I think before I mentioned that in our local pharmacies, educational promotional materials from (of course) drug companies were prominently placed. Now there is prominently placed
information on the "day after" pill. I asked the pharmacist if you needed a prescription for birth control pills of this sort, or just regular birth control pills. She looked at me as if I was nuts. "Why would you need a prescription," she asked.
Here are the first three pages of the little brochure on the day after pill, with some translation (by me).
THIS page says, Okay, you know a lot about sex...Do you know about contraception?

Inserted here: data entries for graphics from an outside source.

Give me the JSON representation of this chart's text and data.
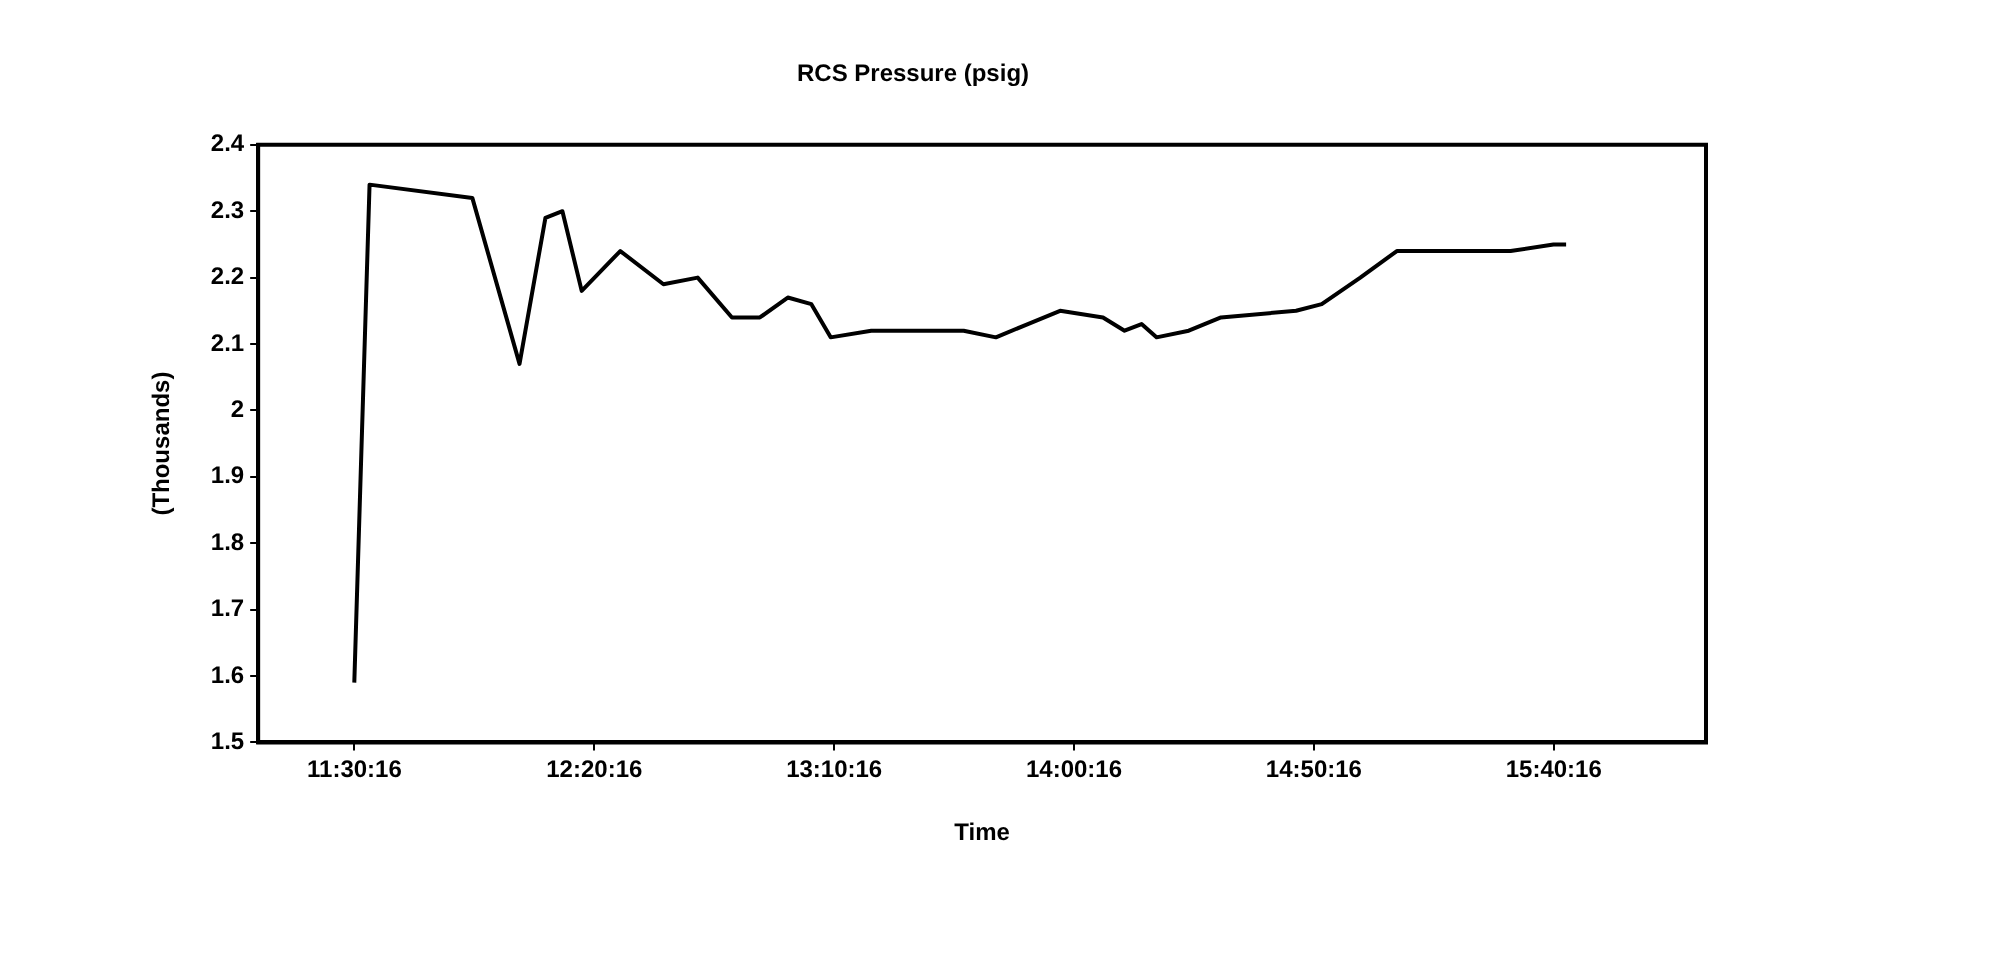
{
  "chart_data": {
    "type": "line",
    "title": "RCS Pressure (psig)",
    "xlabel": "Time",
    "ylabel": "(Thousands)",
    "x": [
      11.504,
      11.557,
      11.914,
      12.078,
      12.168,
      12.227,
      12.294,
      12.428,
      12.578,
      12.697,
      12.816,
      12.913,
      13.01,
      13.092,
      13.159,
      13.3,
      13.621,
      13.733,
      13.844,
      13.956,
      14.105,
      14.18,
      14.239,
      14.291,
      14.403,
      14.515,
      14.776,
      14.865,
      14.999,
      15.126,
      15.521,
      15.67,
      15.714
    ],
    "series": [
      {
        "color": "#000000",
        "values": [
          1.59,
          2.34,
          2.32,
          2.07,
          2.29,
          2.3,
          2.18,
          2.24,
          2.19,
          2.2,
          2.14,
          2.14,
          2.17,
          2.16,
          2.11,
          2.12,
          2.12,
          2.11,
          2.13,
          2.15,
          2.14,
          2.12,
          2.13,
          2.11,
          2.12,
          2.14,
          2.15,
          2.16,
          2.2,
          2.24,
          2.24,
          2.25,
          2.25
        ]
      }
    ],
    "xlim": [
      11.17,
      16.2
    ],
    "xticks": [
      {
        "value": 11.5044,
        "label": "11:30:16"
      },
      {
        "value": 12.3378,
        "label": "12:20:16"
      },
      {
        "value": 13.1711,
        "label": "13:10:16"
      },
      {
        "value": 14.0044,
        "label": "14:00:16"
      },
      {
        "value": 14.8378,
        "label": "14:50:16"
      },
      {
        "value": 15.6711,
        "label": "15:40:16"
      }
    ],
    "ylim": [
      1.5,
      2.4
    ],
    "yticks": [
      1.5,
      1.6,
      1.7,
      1.8,
      1.9,
      2,
      2.1,
      2.2,
      2.3,
      2.4
    ],
    "grid": false,
    "legend": false,
    "marker": "none",
    "line_style": "solid"
  }
}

PILDORA for the next day.
I like the graphic. Very interesting
In contraception there are man options.....eve for the emergencies such as the day after pill ....Ask your doctor.
What contraceptive methods exist?
The contraceptives can be divided into temporary and permanent depending on whether you want to have children in the future or whether not to have them is a permanent decision.....
The brochure, which as I said, is available on the counters of local drugstores and repeats information available in schools.
Abortion is a different issue. Abortion is legal in Mexico City. I am not sure about other states. Here people are not violent when the issue is brought up, but seem reluctant to pursue it when a woman gets pregnant, although clearly some do. One does not hear about backroom abortions. I assume, perhaps incorrectly, that obgyn's perform them, but do not publicize them. In our colonia there has been a rash of young "marriages" recently due to pregnance. I put "marriages" in quotes because civil and church weddings are very expensive so people often set up households and consider themselves married without official blessings. Families accept these.
In my next blog, I will give you a rather opposite example from the state of Guanajuato which I've mentioned before and which seems to pride itself on being the most conservative state in Mexico. As Carlos Fuentes pointed out in "Buenas Conciencias", conservative religion does not appear to have much to do with holiness, more to do with power and getting along with the society.